During discussions in Vienna, home of the International Atomic Energy Agency, Iranian envoy Reza Najafi stressed the new government's policy of "constructive interaction" but also said he did not expect any agreement in the immediate future.
"This is the first meeting, so nobody, I guess, should expect that in just a one-day meeting we can solve [our] problems," Najafi, appointed as ambassador last month, told reporters as he arrived at the Iranian diplomatic mission.
"We expect to review the existing issues and also exchange views on the ways we can continue our co-operation to resolve all issues."
For the West, the IAEA negotiations are a test of any substantive shift by Iran from what it saw as intransigence under Ahmadinejad.
Chief IAEA inspector Herman Nackaerts used similar language to Najafi: "We are looking forward to discuss how we can intensify the dialogue to resolve all outstanding issues," he said.
For several years, the IAEA has been investigating suspicions that Iran may have co-ordinated efforts to process uranium, test explosives and revamp a ballistic missile cone in a way suitable for a nuclear warhead.

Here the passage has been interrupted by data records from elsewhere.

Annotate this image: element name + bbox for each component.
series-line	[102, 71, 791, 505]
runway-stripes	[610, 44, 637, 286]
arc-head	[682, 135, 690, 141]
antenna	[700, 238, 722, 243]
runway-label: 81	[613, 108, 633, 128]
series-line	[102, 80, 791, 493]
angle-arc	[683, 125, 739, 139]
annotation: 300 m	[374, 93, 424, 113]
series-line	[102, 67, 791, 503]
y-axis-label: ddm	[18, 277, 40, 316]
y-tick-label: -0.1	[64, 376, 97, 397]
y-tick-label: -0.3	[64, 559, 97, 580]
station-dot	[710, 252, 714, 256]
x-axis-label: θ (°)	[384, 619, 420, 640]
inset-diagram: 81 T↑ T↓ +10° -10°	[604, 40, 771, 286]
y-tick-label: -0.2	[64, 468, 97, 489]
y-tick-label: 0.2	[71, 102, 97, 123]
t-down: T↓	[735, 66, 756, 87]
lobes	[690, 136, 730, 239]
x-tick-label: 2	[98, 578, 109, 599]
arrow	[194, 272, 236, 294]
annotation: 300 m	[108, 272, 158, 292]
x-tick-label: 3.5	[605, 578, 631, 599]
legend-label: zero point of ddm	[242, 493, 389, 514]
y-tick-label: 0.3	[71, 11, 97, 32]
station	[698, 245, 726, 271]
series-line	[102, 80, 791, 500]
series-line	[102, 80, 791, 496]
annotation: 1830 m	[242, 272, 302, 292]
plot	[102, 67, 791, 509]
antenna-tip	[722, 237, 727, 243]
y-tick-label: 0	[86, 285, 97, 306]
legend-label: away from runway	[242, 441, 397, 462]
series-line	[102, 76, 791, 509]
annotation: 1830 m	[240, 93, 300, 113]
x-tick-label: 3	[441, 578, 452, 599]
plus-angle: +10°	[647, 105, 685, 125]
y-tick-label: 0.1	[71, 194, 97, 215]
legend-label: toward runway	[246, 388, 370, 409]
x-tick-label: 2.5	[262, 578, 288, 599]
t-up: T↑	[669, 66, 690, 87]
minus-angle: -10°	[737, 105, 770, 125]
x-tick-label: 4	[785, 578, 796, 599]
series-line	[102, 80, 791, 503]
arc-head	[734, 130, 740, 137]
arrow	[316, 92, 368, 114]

Iran says the allegations are baseless, but has pledged, since Rouhani took office in early August, to expand co-operation with the UN agency. Western diplomats have accused Iran of obstructing the IAEA investigation.
2 prongs of negotiation
Separately, U.S. Secretary of State John Kerry met Iranian Foreign Minister Mohammad Javad Zarif in New York on Thursday, with both expressing cautious optimism.
The two sets of talks represent distinct diplomatic tracks but are linked because both centre on suspicions that Iran may be seeking the capability to assemble nuclear bombs behind the facade of a declared civilian atomic energy program.
Iran says its program is a peaceful bid to generate electricity. But its refusal to curb sensitive nuclear work and lack of full openness with IAEA inspectors have drawn tough Western sanctions, hurting its lifeline oil exports.
Rouhani said this week that Iran would never develop nuclear weapons and called for a nuclear deal in three to six months.
The IAEA has held 10 rounds of talks with Iran since early 2012 to try to resume its stalled inquiry into suspected atom bomb research.